7. The Birth of A Trendsetting Princess
Sure, little princes are cute. But we all know that little girls are sugar, spice and everything nice! On the second of May this year, Britain welcomed its newest princess, Charlotte Elizabeth Diana, to much fanfare. Although big brother Prince George will be king one day, his baby sister is where the money is! The youngest member of the royal family will be worth nearly $5 billion to the British economy, according to Brand Finance. (golly gee!)
The “Charlotte effect” has also brought a huge uplift to fashion and other brands the little princess has worn or been associated with. We will be sure to keep a lookout for the next fabulous outfit little Princess Charlotte wears!
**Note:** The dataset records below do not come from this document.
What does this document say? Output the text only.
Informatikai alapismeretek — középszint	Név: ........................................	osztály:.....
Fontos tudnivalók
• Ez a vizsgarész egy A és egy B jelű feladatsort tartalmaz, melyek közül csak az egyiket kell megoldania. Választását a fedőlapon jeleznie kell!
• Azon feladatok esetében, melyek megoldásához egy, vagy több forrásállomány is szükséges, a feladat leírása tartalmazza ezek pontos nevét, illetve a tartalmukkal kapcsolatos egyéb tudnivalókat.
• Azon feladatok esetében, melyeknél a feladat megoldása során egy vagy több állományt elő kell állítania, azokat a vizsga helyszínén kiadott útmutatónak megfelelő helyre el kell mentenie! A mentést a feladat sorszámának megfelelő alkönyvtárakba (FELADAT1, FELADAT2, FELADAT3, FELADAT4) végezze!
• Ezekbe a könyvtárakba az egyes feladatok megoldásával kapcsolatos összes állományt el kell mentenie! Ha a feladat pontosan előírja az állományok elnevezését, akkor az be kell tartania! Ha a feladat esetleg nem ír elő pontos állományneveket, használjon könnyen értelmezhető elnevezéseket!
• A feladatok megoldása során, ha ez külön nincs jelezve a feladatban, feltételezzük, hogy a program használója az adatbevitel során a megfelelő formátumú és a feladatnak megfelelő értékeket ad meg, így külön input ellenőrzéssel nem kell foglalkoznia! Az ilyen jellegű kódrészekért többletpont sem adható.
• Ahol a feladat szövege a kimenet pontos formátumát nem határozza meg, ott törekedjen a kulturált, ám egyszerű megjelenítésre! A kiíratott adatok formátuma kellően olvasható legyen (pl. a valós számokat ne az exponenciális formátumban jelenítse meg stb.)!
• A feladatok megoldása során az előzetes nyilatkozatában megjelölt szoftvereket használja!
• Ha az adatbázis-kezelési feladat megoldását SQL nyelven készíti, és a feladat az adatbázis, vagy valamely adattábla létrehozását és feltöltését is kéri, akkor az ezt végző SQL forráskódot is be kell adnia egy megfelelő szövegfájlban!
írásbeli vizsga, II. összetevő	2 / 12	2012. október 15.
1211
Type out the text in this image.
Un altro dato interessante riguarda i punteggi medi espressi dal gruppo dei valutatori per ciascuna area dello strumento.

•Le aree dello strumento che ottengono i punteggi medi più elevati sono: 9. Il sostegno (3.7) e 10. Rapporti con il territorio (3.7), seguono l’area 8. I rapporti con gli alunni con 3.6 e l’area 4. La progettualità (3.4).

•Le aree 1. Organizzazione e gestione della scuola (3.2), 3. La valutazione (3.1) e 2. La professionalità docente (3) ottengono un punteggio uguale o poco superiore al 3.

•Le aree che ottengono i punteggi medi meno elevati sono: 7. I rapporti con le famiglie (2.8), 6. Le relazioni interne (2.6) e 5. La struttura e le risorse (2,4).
8. A New Inclusive Playground in Sembawang
Singapore’s first “inclusive” playground which caters to children with special needs was ready earlier in April. At the 600 square metre playground in Canberra Park in Sembawang, there are wheelchair-friendly features such as a ramp and handrails, panels with bells and drums to cater to the visually handicapped and swing seats that can secure children with physical disabilities.
Among the regular slides, swings and an overhead ladder, there is also a sensory motion feature which allows wheelchair users to sit inside and experience a swaying sensation without having to transfer out of their seats.
We are truly heartened by the opening of this amazing playground! The next step would of course be to give these children all the encouragement and support they need to get out there and have a good time!
9. China’s New Two-Child Policy
The month of November saw Beijing abolishing its highly controversial “one-child” policy to allow all couples to have two offspring. An estimated three million extra babies will be born each year following this implementation. Decades of strict and sometimes brutal enforcement has left the world’s largest population of 1.37 billion people ageing rapidly and with a shrinking workforce that has heightened the challenges of slowing economic growth. Let’s hope that 2016 will be a better year for the Chinese.
10. Benefits for Single Mothers Reviewed
A mother is a mother, whether single or unwed. Thus, single mothers too deserve the same benefits which their married counterparts receive. This is the argument put forth by many social welfare activists, following the announcement that benefits for single mothers are to be reviewed by the government. One key discrepancy in benefits? Unwed mothers are given only eight weeks of paid maternity leave, instead of the sixteen weeks received by married mothers.
Unwed mothers also do not get perks such as the Baby Bonus cash gift and parenthood tax rebates, and have to wait till they are 35 years old to buy a HDB flat under the singles scheme. That sounds a tad unfair to us, and we sure hope that things start looking up for single mothers in 2016!
SingaporeMotherhood wishes all its readers a very Happy New Year! We hope 2016 will be a fabulous year for you!